DURHAM, N.C. (WNCN) — Ever since he was a young kid growing up in Milwaukee, John Tallmadge has chosen an alternative to commuting by car.
“Whenever I can, I’m getting there by bike,” Tallmadge said.
Now a leader of the nonprofit Bike Durham, he wants others to join him without having to fear for their safety on city streets.
Last week, the Durham City Council voted to add more bike lane protection on local roads.
“It’s not until you create these protected areas that are separated from the travel lanes when you’ll get people of all ages and various abilities out biking,” Tallmadge said. “That’s the direction we want to go.”
The nearly $200,000 project is funded mostly by federal dollars. It’ll add flexible posts to existing buffers between vehicle and bike lanes. They’ll pop up on long stretches of South Roxboro Street and Durham-Chapel Hill Boulevard.
“Those can be fine where the traffic speeds are maybe 35 miles an hour,” Tallmadge said. “As the traffic gets up higher than that, you need more protection.”

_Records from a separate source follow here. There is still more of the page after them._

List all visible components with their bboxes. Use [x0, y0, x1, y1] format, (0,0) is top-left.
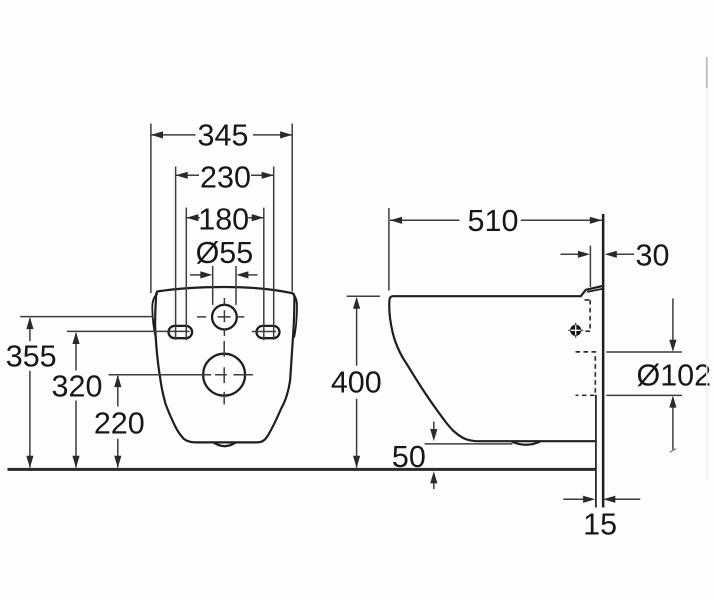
svg-text:510: 510 [468, 204, 519, 238]
fixing screw symbol [568, 323, 583, 338]
svg-text:230: 230 [200, 160, 251, 194]
right mounting slot [257, 326, 280, 338]
front view toilet outline [155, 287, 294, 442]
extension line 50 [425, 443, 513, 445]
svg-text:400: 400 [331, 366, 382, 400]
dimension O55 arrows [190, 236, 258, 278]
dimension 30 [561, 238, 670, 272]
svg-text:220: 220 [94, 407, 145, 441]
wall line [602, 214, 605, 508]
extension line 30 [589, 246, 591, 287]
dimension O102 [636, 298, 711, 452]
dimension 15 [563, 496, 640, 542]
edge artifact [706, 57, 708, 480]
dimension 230 [176, 160, 274, 194]
left mounting slot [169, 326, 193, 338]
reference line 400 [347, 295, 380, 297]
front view left ear lip [152, 294, 157, 337]
outlet circle [203, 354, 245, 396]
svg-text:180: 180 [198, 203, 249, 237]
hole circle O55 [212, 305, 237, 330]
svg-text:Ø55: Ø55 [196, 236, 254, 270]
dimension 320 [52, 332, 103, 468]
hidden outlet box dashes [576, 352, 596, 395]
dimension 400 [331, 297, 382, 468]
hidden flush channel dashes [583, 300, 590, 331]
bottom outlet nub [214, 443, 236, 447]
dimension 510 [390, 204, 602, 238]
side view toilet outline [389, 286, 602, 441]
svg-text:Ø102: Ø102 [636, 359, 711, 393]
ground line [8, 468, 597, 471]
svg-text:355: 355 [6, 339, 57, 373]
extension lines 345 [151, 124, 292, 294]
extension line 510 left [388, 208, 390, 291]
O55 centerlines [197, 298, 244, 336]
dimension 345 [151, 118, 292, 152]
dimension 220 [94, 375, 145, 468]
front view right ear lip [293, 294, 297, 337]
dimension 50 [392, 422, 437, 489]
svg-text:345: 345 [198, 118, 249, 152]
extension lines O55 [213, 266, 236, 305]
svg-text:320: 320 [52, 370, 103, 404]
svg-text:30: 30 [636, 238, 670, 272]
reference line 355 [20, 316, 153, 318]
right slot centerline [252, 331, 276, 333]
reference line 220 [109, 374, 212, 376]
svg-text:15: 15 [583, 507, 617, 541]
extension lines 230 [176, 167, 274, 340]
side view rim lower ridge [588, 289, 602, 292]
extension lines O102 [606, 352, 682, 395]
wall inner line [595, 395, 597, 508]
extension lines 180 [186, 208, 263, 341]
dimension 355 [6, 317, 57, 468]
dimension 180 [186, 203, 263, 237]
outlet circle centerlines [215, 341, 253, 405]
reference line 320 [67, 330, 190, 332]
svg-text:50: 50 [392, 440, 426, 474]
side view outlet lens [513, 442, 540, 445]
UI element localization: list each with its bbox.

Tyler Kober, the owner of Bullseye Bicycle, said there are concerns about recent injuries on city roads.
Though it happened in Orange County, Durham’s budget director was killed on his bicycle just last month.
“The more people hear that, the more people are scared to be out on the streets on their bikes,” Kober said.
Durham’s transportation department expects construction to start in spring 2024 with completion later that summer.
“[It’s] hopefully a sign of bigger things to come, having an actual separated roadway for cyclists,” Kober said.
The North Carolina Department of Transportation recommends that bicycle infrastructure includes “physical separation from vehicle lanes when traffic volumes and speeds reach levels that make bicycling in the adjacent lane unsafe and uncomfortable.”
“Before we can begin construction, we need to complete design work and obtain permit approvals from NCDOT,” Durham Assistant Director of Transportation Bill Judge said.